Implicit Bias and Convergence of Matrix Stochastic Mirror Descent
This work addresses theoretical foundations for implicit bias in high-dimensional, multi-output machine learning problems, providing insights for researchers in optimization and learning theory, but it is incremental as it generalizes existing vector results to matrix settings.
The paper tackled the problem of understanding convergence and implicit bias in Stochastic Mirror Descent (SMD) with matrix parameters for overparameterized regimes like multi-class classification and matrix completion, proving exponential convergence to a global interpolator and showing that the algorithm converges to a unique solution minimizing the Bregman divergence from initialization while interpolating data.

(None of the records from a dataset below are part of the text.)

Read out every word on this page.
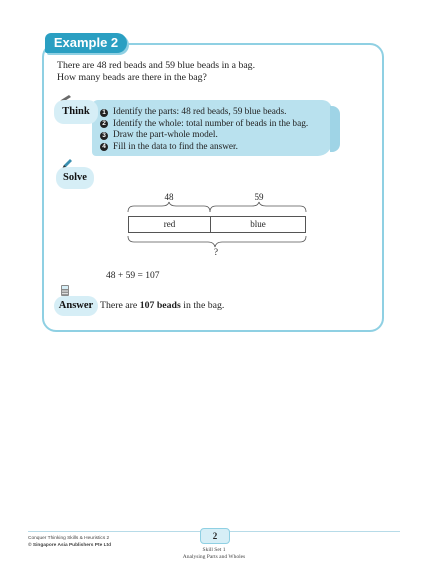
Example 2

There are 48 red beads and 59 blue beads in a bag.

How many beads are there in the bag?

Think	1 Identify the parts: 48 red beads, 59 blue beads.
2 Identify the whole: total number of beads in the bag.
3 Draw the part-whole model.
4 Fill in the data to find the answer.
Solve
48	59
red	blue
?
48 + 59 = 107
Answer There are 107 beads in the bag.
Conquer Thinking Skills & Heuristics 2
© Singapore Asia Publishers Pte Ltd
2
Skill Set 1
Analysing Parts and Wholes
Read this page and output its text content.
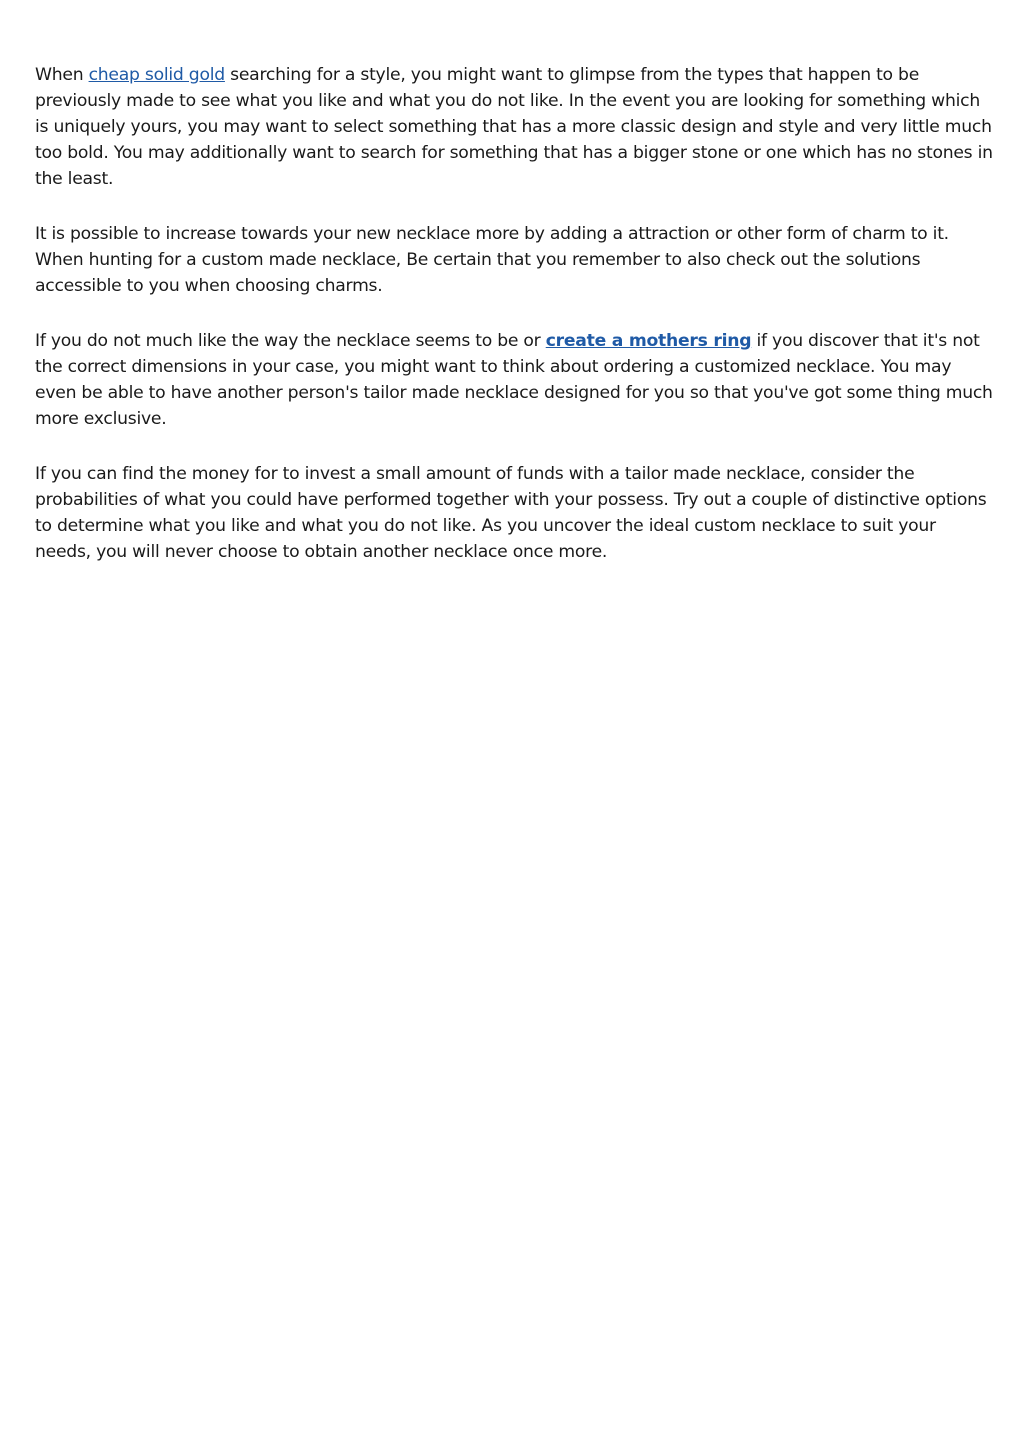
When cheap solid gold searching for a style, you might want to glimpse from the types that happen to be previously made to see what you like and what you do not like. In the event you are looking for something which is uniquely yours, you may want to select something that has a more classic design and style and very little much too bold. You may additionally want to search for something that has a bigger stone or one which has no stones in the least.

It is possible to increase towards your new necklace more by adding a attraction or other form of charm to it. When hunting for a custom made necklace, Be certain that you remember to also check out the solutions accessible to you when choosing charms.

If you do not much like the way the necklace seems to be or create a mothers ring if you discover that it's not the correct dimensions in your case, you might want to think about ordering a customized necklace. You may even be able to have another person's tailor made necklace designed for you so that you've got some thing much more exclusive.

If you can find the money for to invest a small amount of funds with a tailor made necklace, consider the probabilities of what you could have performed together with your possess. Try out a couple of distinctive options to determine what you like and what you do not like. As you uncover the ideal custom necklace to suit your needs, you will never choose to obtain another necklace once more.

We investigate Stochastic Mirror Descent (SMD) with matrix parameters and vector-valued predictions, a framework relevant to multi-class classification and matrix completion problems. Focusing on the overparameterized regime, where the total number of parameters exceeds the number of training samples, we prove that SMD with matrix mirror functions $ψ(\cdot)$ converges exponentially to a global interpolator. Furthermore, we generalize classical implicit bias results of vector SMD by demonstrating that the matrix SMD algorithm converges to the unique solution minimizing the Bregman divergence induced by $ψ(\cdot)$ from initialization subject to interpolating the data. These findings reveal how matrix mirror maps dictate inductive bias in high-dimensional, multi-output problems.